El grito que silenciaba el graderío

Ahora ya sabemos qué decía Cristiano Ronaldo cuando marcaba cualquiera de sus numerosos goles. Gritaba, pero el graderío no dejaba entenderlo.

Es interesante este episodio de lo que vamos conociendo del justamente premiado héroe madridista. A los que no somos del Madrid nos pasa, como es natural, lo contrario de lo que les sucede a los madridistas. Aunque Messi esté debajo de una ducha de agua fría, y se enfade y se enrabiete y expulse el vómito de sus dudas, nosotros somos de Messi; nos gusta lo que hace; un pase bueno en un partido ya es como aquella famosa jaculatoria: una palabra tuya bastará para sanarme.

Esto de la pasión por el fútbol genera monstruos: lo que no soportamos de otros (la arrogancia, incluso la tristeza) lo soportamos de los nuestros, lo deploramos de los otros. Cuando Cristiano dijo que estaba triste, hace algún tiempo, nosotros nos burlamos de los efectos de esa tristeza; pero cuando se puso triste Messi nos pareció que la burla sobre él era un pecado de lesa envidia.

Cuando éramos chicos coleccionábamos cromos de nuestros héroes; de mayores coleccionamos actitudes, y nos olvidamos de aquellos que nos parecen más estridentes si luego en la cancha los futbolistas nos hacen felices. Si no fuera por el fútbol… Si no fuera por el fútbol nos perderíamos razones para la melancolía o para la felicidad del domingo o del miércoles; tendríamos los aficionados una vida más plana y sobre todo tendríamos menos sobresaltos en torno a algo que no se puede remediar.

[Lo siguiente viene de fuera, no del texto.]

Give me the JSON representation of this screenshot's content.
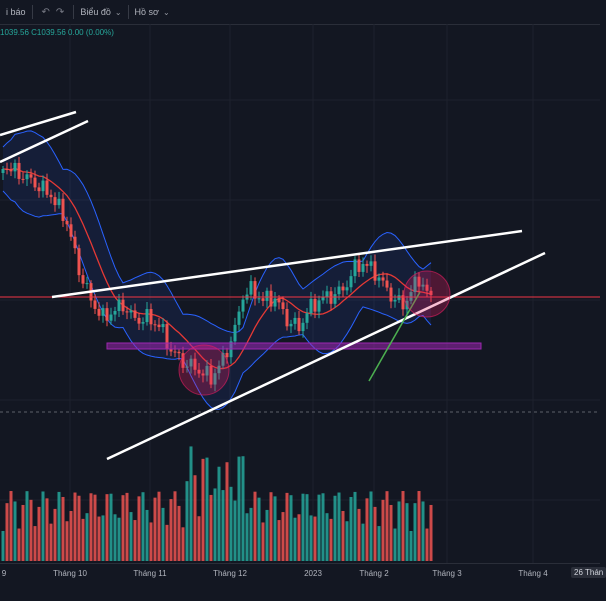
{
  "toolbar": {
    "report_label": "i báo",
    "undo_icon": "undo-icon",
    "redo_icon": "redo-icon",
    "chart_label": "Biểu đồ",
    "profile_label": "Hồ sơ"
  },
  "legend": {
    "text": "1039.56  C1039.56  0.00 (0.00%)"
  },
  "x_axis": {
    "labels": [
      "9",
      "Tháng 10",
      "Tháng 11",
      "Tháng 12",
      "2023",
      "Tháng 2",
      "Tháng 3",
      "Tháng 4"
    ],
    "cursor_label": "26 Thán"
  },
  "colors": {
    "background": "#131722",
    "up": "#26a69a",
    "down": "#ef5350",
    "bollinger": "#2962ff",
    "ma": "#e53935",
    "trendline": "#ffffff",
    "horizontal_line": "#f23645",
    "support_zone": "#9c27b0",
    "green_line": "#4caf50",
    "circle_fill": "#e91e63"
  }
}
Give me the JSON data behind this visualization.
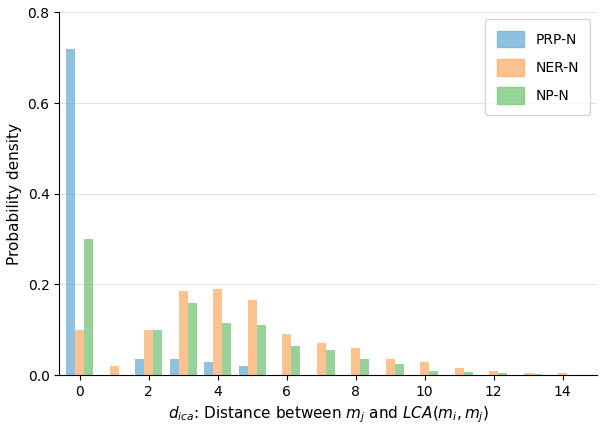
{
  "ylabel": "Probability density",
  "categories": [
    0,
    1,
    2,
    3,
    4,
    5,
    6,
    7,
    8,
    9,
    10,
    11,
    12,
    13,
    14
  ],
  "PRP_N": [
    0.72,
    0.0,
    0.035,
    0.035,
    0.03,
    0.02,
    0.0,
    0.0,
    0.0,
    0.0,
    0.0,
    0.0,
    0.0,
    0.0,
    0.0
  ],
  "NER_N": [
    0.1,
    0.02,
    0.1,
    0.185,
    0.19,
    0.165,
    0.09,
    0.07,
    0.06,
    0.035,
    0.03,
    0.015,
    0.01,
    0.005,
    0.005
  ],
  "NP_N": [
    0.3,
    0.0,
    0.1,
    0.16,
    0.115,
    0.11,
    0.065,
    0.055,
    0.035,
    0.025,
    0.01,
    0.008,
    0.005,
    0.002,
    0.001
  ],
  "colors": {
    "PRP_N": "#6baed6",
    "NER_N": "#fdae6b",
    "NP_N": "#74c476"
  },
  "legend_labels": [
    "PRP-N",
    "NER-N",
    "NP-N"
  ],
  "xlim": [
    -0.6,
    15.0
  ],
  "ylim": [
    0.0,
    0.8
  ],
  "yticks": [
    0.0,
    0.2,
    0.4,
    0.6,
    0.8
  ],
  "xticks": [
    0,
    2,
    4,
    6,
    8,
    10,
    12,
    14
  ],
  "bar_width": 0.26,
  "bar_alpha": 0.75,
  "figsize": [
    6.04,
    4.32
  ],
  "dpi": 100
}
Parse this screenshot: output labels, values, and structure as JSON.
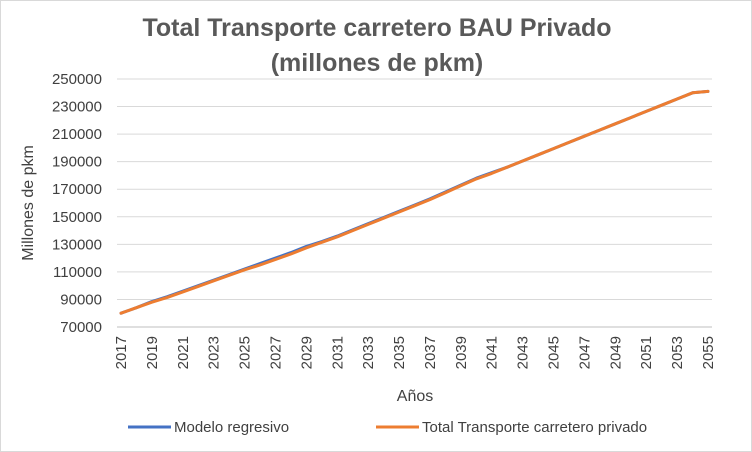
{
  "chart_data": {
    "type": "line",
    "title_line1": "Total Transporte carretero BAU Privado",
    "title_line2": "(millones de pkm)",
    "xlabel": "Años",
    "ylabel": "Millones de pkm",
    "ylim": [
      70000,
      250000
    ],
    "y_ticks": [
      70000,
      90000,
      110000,
      130000,
      150000,
      170000,
      190000,
      210000,
      230000,
      250000
    ],
    "x_tick_labels": [
      "2017",
      "2019",
      "2021",
      "2023",
      "2025",
      "2027",
      "2029",
      "2031",
      "2033",
      "2035",
      "2037",
      "2039",
      "2041",
      "2043",
      "2045",
      "2047",
      "2049",
      "2051",
      "2053",
      "2055"
    ],
    "grid": "horizontal",
    "legend_position": "bottom",
    "x": [
      2017,
      2018,
      2019,
      2020,
      2021,
      2022,
      2023,
      2024,
      2025,
      2026,
      2027,
      2028,
      2029,
      2030,
      2031,
      2032,
      2033,
      2034,
      2035,
      2036,
      2037,
      2038,
      2039,
      2040,
      2041,
      2042,
      2043,
      2044,
      2045,
      2046,
      2047,
      2048,
      2049,
      2050,
      2051,
      2052,
      2053,
      2054,
      2055
    ],
    "series": [
      {
        "name": "Modelo regresivo",
        "color": "#4472C4",
        "values": [
          80000,
          84000,
          88500,
          92000,
          96000,
          100000,
          104000,
          108000,
          112000,
          116000,
          120000,
          124000,
          128500,
          132000,
          136000,
          140500,
          145000,
          149500,
          154000,
          158500,
          163000,
          168000,
          173000,
          178000,
          182000,
          186000,
          190500,
          195000,
          199500,
          204000,
          208500,
          213000,
          217500,
          222000,
          226500,
          231000,
          235500,
          240000,
          241000
        ]
      },
      {
        "name": "Total Transporte carretero privado",
        "color": "#ED7D31",
        "values": [
          80000,
          84000,
          88000,
          91500,
          95500,
          99500,
          103500,
          107500,
          111500,
          115000,
          119000,
          123000,
          127500,
          131500,
          135500,
          140000,
          144500,
          149000,
          153500,
          158000,
          162500,
          167500,
          172500,
          177500,
          181500,
          186000,
          190500,
          195000,
          199500,
          204000,
          208500,
          213000,
          217500,
          222000,
          226500,
          231000,
          235500,
          240000,
          241000
        ]
      }
    ]
  }
}
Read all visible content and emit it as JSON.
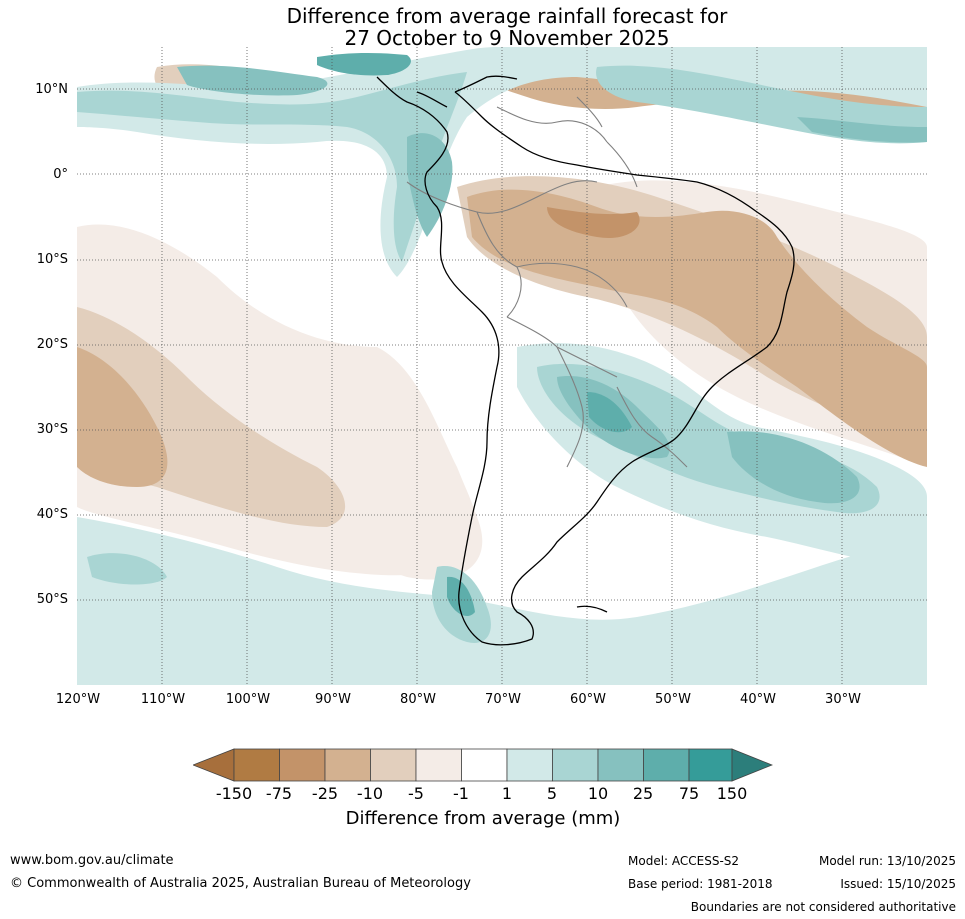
{
  "title": {
    "line1": "Difference from average rainfall forecast for",
    "line2": "27 October to 9 November 2025"
  },
  "map": {
    "latitude_labels": [
      "10°N",
      "0°",
      "10°S",
      "20°S",
      "30°S",
      "40°S",
      "50°S"
    ],
    "longitude_labels": [
      "120°W",
      "110°W",
      "100°W",
      "90°W",
      "80°W",
      "70°W",
      "60°W",
      "50°W",
      "40°W",
      "30°W"
    ],
    "colors": {
      "dry_150": "#a76f3c",
      "dry_75": "#b07b43",
      "dry_25": "#c39369",
      "dry_10": "#d3b190",
      "dry_5": "#e2cfbd",
      "dry_1": "#f4ece7",
      "neutral": "#ffffff",
      "wet_1": "#d2e9e8",
      "wet_5": "#a9d5d3",
      "wet_10": "#86c1bf",
      "wet_25": "#5eaeab",
      "wet_75": "#359c99",
      "wet_150": "#2c7e7b",
      "coastline": "#000000",
      "borders": "#808080",
      "gridlines": "#555555"
    }
  },
  "colorbar": {
    "tick_labels": [
      "-150",
      "-75",
      "-25",
      "-10",
      "-5",
      "-1",
      "1",
      "5",
      "10",
      "25",
      "75",
      "150"
    ],
    "title": "Difference from average (mm)"
  },
  "footer": {
    "website": "www.bom.gov.au/climate",
    "copyright": "© Commonwealth of Australia 2025, Australian Bureau of Meteorology",
    "model": "Model: ACCESS-S2",
    "base_period": "Base period: 1981-2018",
    "model_run": "Model run: 13/10/2025",
    "issued": "Issued: 15/10/2025",
    "disclaimer": "Boundaries are not considered authoritative"
  }
}
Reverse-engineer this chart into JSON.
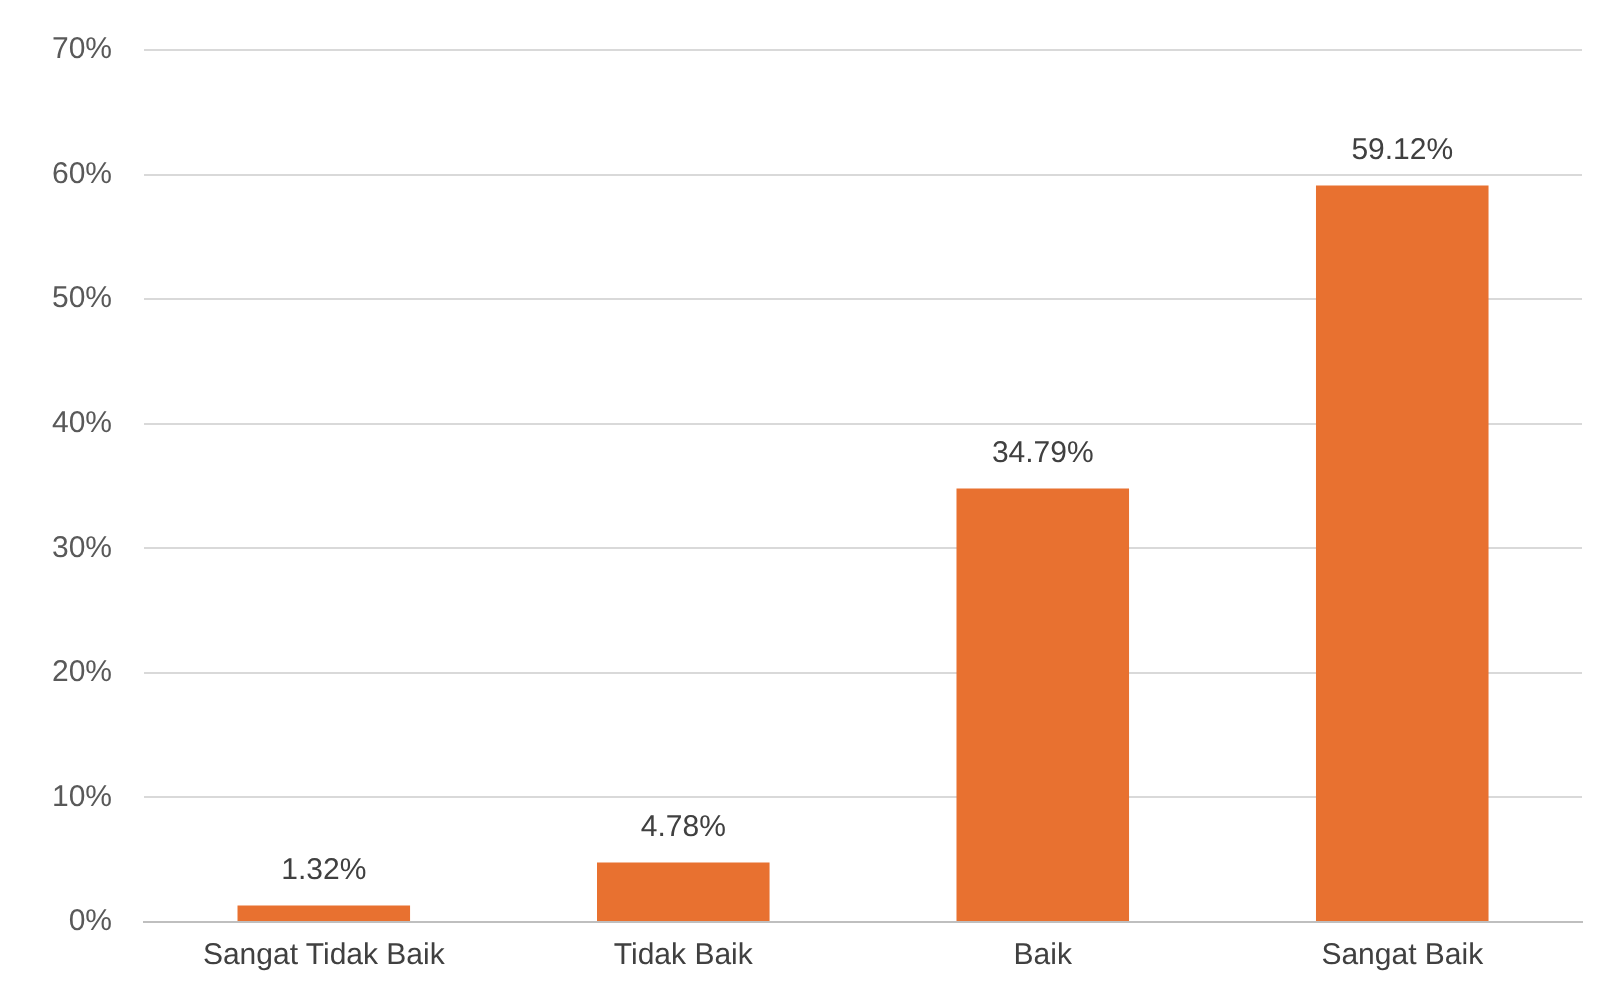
{
  "chart_data": {
    "type": "bar",
    "categories": [
      "Sangat Tidak Baik",
      "Tidak Baik",
      "Baik",
      "Sangat Baik"
    ],
    "values": [
      1.32,
      4.78,
      34.79,
      59.12
    ],
    "value_labels": [
      "1.32%",
      "4.78%",
      "34.79%",
      "59.12%"
    ],
    "color": "#e87130",
    "ylim": [
      0,
      70
    ],
    "yticks": [
      {
        "value": 0,
        "label": "0%"
      },
      {
        "value": 10,
        "label": "10%"
      },
      {
        "value": 20,
        "label": "20%"
      },
      {
        "value": 30,
        "label": "30%"
      },
      {
        "value": 40,
        "label": "40%"
      },
      {
        "value": 50,
        "label": "50%"
      },
      {
        "value": 60,
        "label": "60%"
      },
      {
        "value": 70,
        "label": "70%"
      }
    ],
    "grid": "y",
    "legend": false
  }
}
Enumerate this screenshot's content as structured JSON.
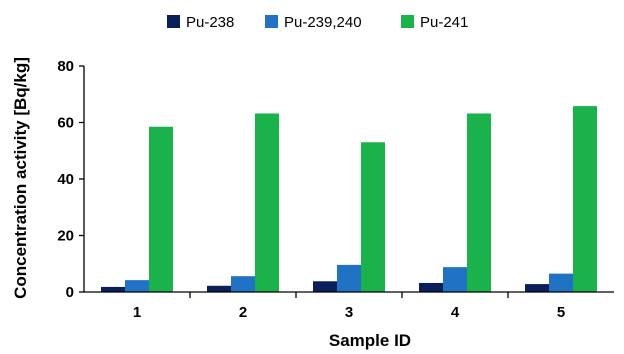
{
  "chart_data": {
    "type": "bar",
    "title": "",
    "xlabel": "Sample ID",
    "ylabel": "Concentration activity [Bq/kg]",
    "categories": [
      "1",
      "2",
      "3",
      "4",
      "5"
    ],
    "ylim": [
      0,
      80
    ],
    "yticks": [
      "0",
      "20",
      "40",
      "60",
      "80"
    ],
    "grid": false,
    "legend_position": "top-center",
    "series": [
      {
        "name": "Pu-238",
        "color": "#0b1f5c",
        "values": [
          1.8,
          2.2,
          3.8,
          3.2,
          2.8
        ]
      },
      {
        "name": "Pu-239,240",
        "color": "#1f72c4",
        "values": [
          4.2,
          5.6,
          9.6,
          8.8,
          6.5
        ]
      },
      {
        "name": "Pu-241",
        "color": "#19b24b",
        "values": [
          58.5,
          63.2,
          53.0,
          63.2,
          65.8
        ]
      }
    ]
  }
}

La filosofía y la práctica de los aficionados incluyen, además, alegrarse del triunfo propio y ponerse mohíno por el triunfo ajeno. Mi amigo, y cordial adversario, Tomás Roncero, a quien he visto ahora pendiente de la ouija, tiene dicho que él querría que el Barça perdiera hasta en los entrenamientos; algunos no hemos llegado a esa perfección de deseo perverso pero estamos cerca. Anoche queríamos que el Atlético, que fue nuestro rival unos días antes, remachara su tarea eliminando al equipo de Cristiano. Y nadie lo dirá porque es políticamente incorrecto, pero ¿a qué no adivinan qué futbolista querían los barcelonistas que ganara el Balón de Oro si no lo ganaba Messi? Pues eso, somos rencorosos y no tenemos remedio: somos fanáticos del fútbol igual que somos fanáticos de la madre que nos parió.

Lo cierto es que ganó Cristiano, debo decir que porque se lo merecía, como dijo el propio Messi. Lo que no esperábamos es que, después del triunfo, el más importante delantero del Madrid después de Di Stéfano lanzara ese grito que, como el famoso cuadro de Munch, fue un grito que escondía detrás una historia que ahora ya deben escribir los cristianólogos, Roncero el primero. Es fuerte y duro, como de gigante en la selva, y apela a una enorme manada que es la que se congrega a su alrededor cuando, después de sus trallazos, el gol ya es una realidad. No tengo capacidad para hacer la onomatopeya que lo describa, pero soy consciente de que a mi me sonó, eso seguro, distinto a cómo le haya sonado a los amigos madridistas.

Estamos más acostumbrados a los susurros de Messi. Pero esta vez éste ni suspiró de decepción. Estaba de acuerdo con el júbilo del que gritaba, aunque lo silenciara el estruendo de la grada.